Why you shouldn't be eating my pet



I come from a migraine family. My father’s side of the family moved from Agra district to Bardhaman district in today’s Bengal sometime in the early 19th century. Then I hauled myself back to the nearabouts of Agra – East Delhi, to be precise – in the very late 20th century.

Once again, with Donald Trump‘s departure from the ellipsoid office in 2021, I moved to the nearabouts of Bardhaman, the edge of Kolkata, to be precise. So, you can understand why being a migraine can be such a headache, something completely different from carrying any colonial or socialist hangover.

One feature of moving around and resettling is the dietary knocks one may have to take even in this hyper-globalised world. I know you get excellent Korean food at Seoul, the restaurant tucked away in Delhi’s deceptively declasse mall Ansal Plaza. And the hari mirch tikka at Pippali on NYC’s East 27th Street is impeccable.

But there are some cravings that need going underground.

Take magur machher jhol – a Bengali catfish soup preparation. Once a staple in our family and a personal favourite, it’s impossible to get the dish in restaurants, not just in landlocked, Bengali-inundated Delhi, but also in riverine Kolkata. I can savour it only if I’m visiting my parents, or if my mother cooks and sends it via a delivery app.

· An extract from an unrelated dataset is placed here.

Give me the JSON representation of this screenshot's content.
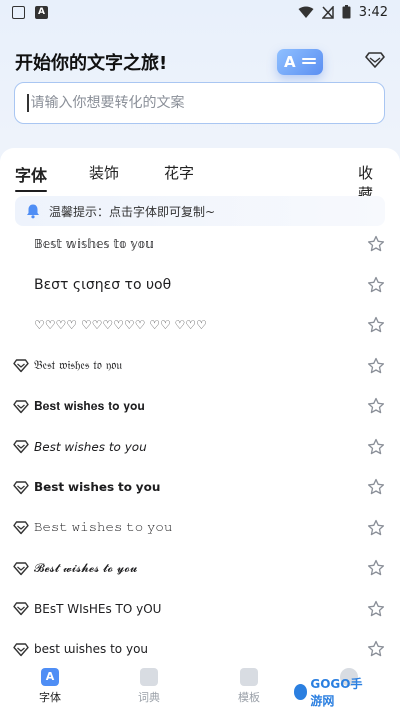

One prime reason for this unavailability of this magur dish seems to be that catfish – walking catfish, Clarias batrachus, native to our non-New Orleans part of the world – may be kept as pets in many households. Or so I’m told. Like the way the Japanese keep koi (carp) in decorative ponds. So, the fish is taboo for the table. I respect that, even as I rue it. After all, who eats pets? Not pets that your culture keeps and loves, at any rate. There’s a reason why no one eats hamsters, and Americans don’t eat Donald Duck. But as the good grandson of German migraines mentioned in the presidential debate against the good daughter of Jamaican-Indian migraines earlier this week, dietary habits and preferences die hard. ‘In Springfield, they’re eating the dogs – the people that came in – they’re eating the cats, they’re eating the pets of the people that live there,’ said The Donald in his best Greta Thunberg impersonation.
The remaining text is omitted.